African press review 28 August 2014
Issued on: Modified:
Liberia should be more careful with so-called Ebola cures, the virus may have united Nigeria and South Africa's schools go empty as long as roads go unpaved.
In Liberia New Dawn reports that crime rates have rocketed in the capital since President Ellen Johnson Sirleaf imposed a national curfew a week ago. The paper says hardened criminals are taking advantage of deserted streets between 9pm and 6am to burst into shops and terrorise people in their homes.
The daily warns that security enforcing the curfew is shoddy at best. According to residents interviewed by the paper, armed robbers are often dressed in police uniforms. Actual security forces are slow to respond, if they respond at all.
New Dawn thinks the curfew is a necessary step in fighting the Ebola outbreak but says citizens can't be sitting ducks - the government has to make sure they are safe sitting at home after dark.
Front Page Africa reports on the ups and downs of using experimental drugs to treat the Ebola virus. When Liberia first received Zmapp, a US experimental drug, hopes were high that it would solve the crisis. But according to Front Page, seven people so far have used the medication and two have died despite treatment, one of them a medic in Monrovia who died over the weekend.
The daily reports that only a dozen or so doses of the drug have been made. Several other untested vaccines have been offered to Liberia from abroad. But the government remains elusive in answering questions about these treatments. Front Page says Japan, for instance, is sending a drug to Monrovia this week but Health Minister Walter T Gwenigale has refused to comment.
The paper also calls for caution - many different groups are claiming to have antidotes to the virus. One case point is Nano, a homegrown trial drug recently introduced as a possible cure. Front Page Africa has discovered that the drug is nothing more than a pesticide recently rejected by health authorities in Nigeria.
So the paper thinks trial medication is a good option, but one to use with caution. People should invest their hope in regular medical care, which can also help patients battle the virus, it says, it's more readily available than a few elite serums often flown in from the far corners of the world and kept secret by government.
Moving on to Nigeria, the Punch has an intriguing opinion piece on the man who brought the Ebola virus to the country. Liberian-American Patrick Sawyer has become posthumously famous after leaving Liberia to seek medical aid in Lagos, knowing that he was infected by the virus.
The author of the article, Obayomi Ojo, thinks Sawyer should be awarded a medal ... for bringing the country together through the dreaded virus. According to Ojo, the ruling class swiftly reached across the aisle, shunning partisan politics to fight a single enemy.
The Punch says perhaps a natural calamity is what it takes to shake the country's leadership out of its stupor.
In still in Nigeria, though the country may be suffering from Ebola visitors flocking to Lagos. The Guardian says Lagos is Africa's most expensive city for accommodation for a night. A survey by the Guardian found that hotels in west Africa's business hub are twice as expensive as similar establishments elsewhere.

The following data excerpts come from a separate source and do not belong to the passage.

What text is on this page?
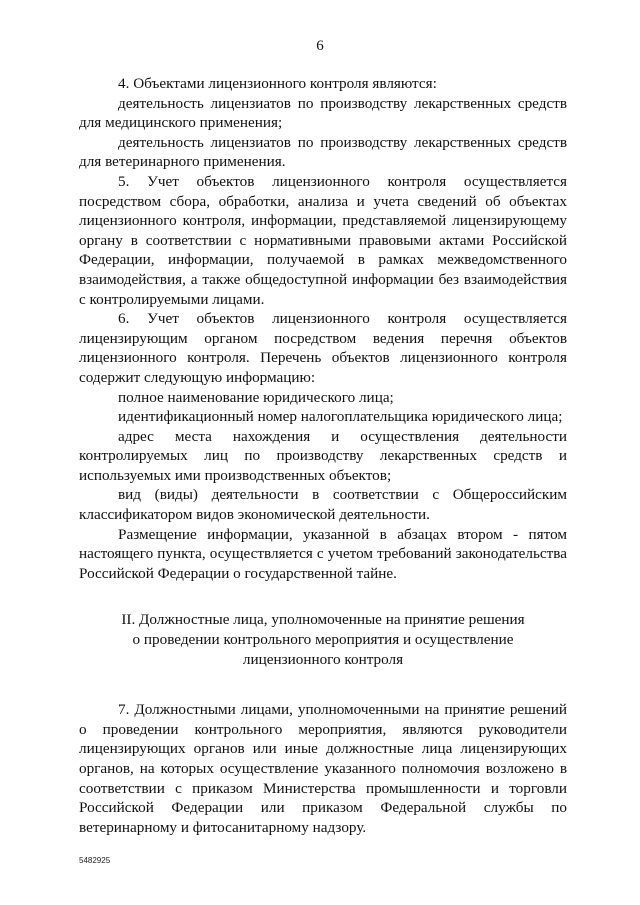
6

4. Объектами лицензионного контроля являются:

деятельность лицензиатов по производству лекарственных средств для медицинского применения;

деятельность лицензиатов по производству лекарственных средств для ветеринарного применения.

5. Учет объектов лицензионного контроля осуществляется посредством сбора, обработки, анализа и учета сведений об объектах лицензионного контроля, информации, представляемой лицензирующему органу в соответствии с нормативными правовыми актами Российской Федерации, информации, получаемой в рамках межведомственного взаимодействия, а также общедоступной информации без взаимодействия с контролируемыми лицами.

6. Учет объектов лицензионного контроля осуществляется лицензирующим органом посредством ведения перечня объектов лицензионного контроля. Перечень объектов лицензионного контроля содержит следующую информацию:

полное наименование юридического лица;

идентификационный номер налогоплательщика юридического лица;

адрес места нахождения и осуществления деятельности контролируемых лиц по производству лекарственных средств и используемых ими производственных объектов;

вид (виды) деятельности в соответствии с Общероссийским классификатором видов экономической деятельности.

Размещение информации, указанной в абзацах втором - пятом настоящего пункта, осуществляется с учетом требований законодательства Российской Федерации о государственной тайне.

II. Должностные лица, уполномоченные на принятие решения
о проведении контрольного мероприятия и осуществление
лицензионного контроля

7. Должностными лицами, уполномоченными на принятие решений о проведении контрольного мероприятия, являются руководители лицензирующих органов или иные должностные лица лицензирующих органов, на которых осуществление указанного полномочия возложено в соответствии с приказом Министерства промышленности и торговли Российской Федерации или приказом Федеральной службы по ветеринарному и фитосанитарному надзору.

5482925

And, according to the Guardian, the pricey rates are due to high operational costs.
Most hotels have their own generators, dig their own boreholes and instal independent sewage systems. They're essentially stepping in to provide an infrastructure that would normally be ensured by the state.
In South Africa communities have found a new way of getting local authorities to pay attention. According to City Press, a group of villages are keeping their own children from school in a bid for better roads.
The movement affects 50 schools and though Education Minister Blade Nzimande visited the communities in the Northern Cape, City Press says locals were unimpressed. They did not budge on their position and told the minnister they were tired of hearing empty promises. Parents know this means their children might flunk a year in school but it appears that they are bent on one thing and one thing only: tarred roads, within the next few months.